Rush and Hannity and Beck may want to be entertainers with a bit of showmanship, but they remind me some days of "the Real Thing" we had back in the 60s.... (before he took a turn toward decency)... the real thing called George Wallace and before that we had the real thing called Joe McCarthy and sometime before that we had Huey Long.

Maybe we have gone overboard with it a few years ago, but there is a very valid reason why we banded together in this country with some effort at what is called "political correctness".
 
RE "I'm not sure about what went down in '68 in Chicago"

http://www.youtube.com/watch?v=epxmX_58tOo

As for that Crosby Stills & Nash song:
http://www.youtube.com/watch?v=-OmZvyNrzAs

Then, Oklahoma City.
Just this year, that guy flies his plane into the IRS office in Austin.

Which-side-you're-on isn't the point.
Tonight, Chris Matthews called it "the zeitgeist" that careless crazy talk puts-in-the-air.
LEFTIE Lee Harvey Oswald shot President Kennedy.

Beware air pollution.
 
Shoot From Hip said:
To "quad": you're not alarmed by verbal threats against politicians, bricks through windows, coffins on lawns, propane tank lines being cut, graphics showing the opposition in a gun's sight, people spitting on members of Congress? That's not discourse, it's attempted intimidation. I don't care which side is doing it...I think it's wrong. Would it be okay if these things were happening to the people you appear to support?
I'm not any more alarmed than I was before, when the other side was shouting down whoever was the target at the time, insinuating racism into every discussion, pigeonholing the other side before the topics even come out.
It's far from "intimidation." I would have to know more before I got more alarmed. We can't even be sure of who's done most of those things, yet, can we? [Not unless we believe everything every politician says, the way they packaged it for us.]
 
I believe there is a vast middle who have given up on reasoned facts and tone and and are now allowing , heated rhethoric, no matter whether that heated rhetoric is from Rush or Olbermann, into their ears.

NPR isn't perfect by any means. But it is much more measured in tone than other information sources.
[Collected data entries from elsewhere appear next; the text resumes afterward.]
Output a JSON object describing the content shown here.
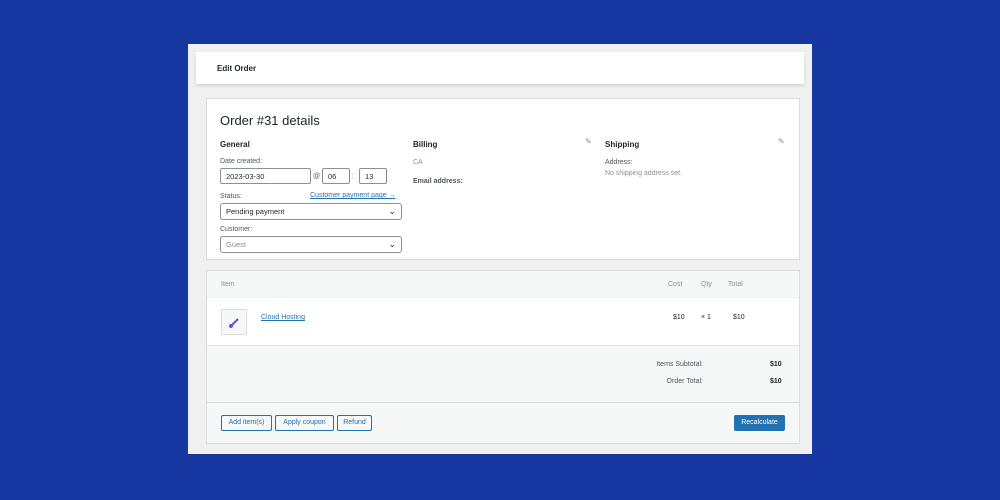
{
  "header": {
    "title": "Edit Order"
  },
  "order": {
    "title": "Order #31 details",
    "general": {
      "heading": "General",
      "date_label": "Date created:",
      "date_value": "2023-03-30",
      "at_symbol": "@",
      "hour": "06",
      "colon": ":",
      "minute": "13",
      "status_label": "Status:",
      "customer_payment_link": "Customer payment page →",
      "status_value": "Pending payment",
      "customer_label": "Customer:",
      "customer_value": "Guest"
    },
    "billing": {
      "heading": "Billing",
      "country": "CA",
      "email_label": "Email address:"
    },
    "shipping": {
      "heading": "Shipping",
      "address_label": "Address:",
      "address_value": "No shipping address set."
    }
  },
  "items": {
    "headers": {
      "item": "Item",
      "cost": "Cost",
      "qty": "Qty",
      "total": "Total"
    },
    "rows": [
      {
        "name": "Cloud Hosting",
        "cost": "$10",
        "qty": "× 1",
        "total": "$10"
      }
    ],
    "subtotal_label": "Items Subtotal:",
    "subtotal_value": "$10",
    "order_total_label": "Order Total:",
    "order_total_value": "$10"
  },
  "actions": {
    "add_items": "Add item(s)",
    "apply_coupon": "Apply coupon",
    "refund": "Refund",
    "recalculate": "Recalculate"
  },
  "colors": {
    "background": "#1637a0",
    "accent": "#2271b1"
  },
  "icons": {
    "edit": "pencil-icon",
    "dropdown": "chevron-down-icon"
  }
}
Again, they are far from perfect.

Goat Rodeo Cowboy said:
del_griffith said:
And I've found that even among NPR listeners who also share their ears with the Beck's, Limbaugh's and Hannity's of the world, they are buying more into the what those guys are saying over what they are hearing on Morning Edition or All Things Considered on the way to and from work.

There is more of a trust factor with the flame throwers over the reasonable voices.

Maybe you need to get out your glucose meter, your bathroom scale, or whatever device measures one's ability to see things objectively. I would suggest you are letting your personal bias color what you think you are observing around you.

There are the NPR true-believers, and then there are the Beck/Limbaugh/Hannity fans who are willing to listen to NPR. Two different groups! Don't try to meld them all into one group and then think you are a shrewd observer of human behavior.

Then there is the group that you think you are observing: The "Primarily I listen to NPR" but I also listen to the flame throwers just to see what they are doing. I tried to be that for a while. One of two things happened... maybe both. The flame-thrower crowd turned up the heat hotter and hotter and hotter. Or, over a period of time the itch and burning sensation of Beck/Limbaugh/Hannity caused some kind of reaction in my system to the point I find them unbearable even if they haven't changed.

I am curious to know if some social researcher somewhere has come up with a measurement index that allows them to rate the "heat factor" of a given talk show over a period of time and tell us whether it remains constant or it does indeed contain moreor less jalapeño juice than it did 3 months or 6 months ago.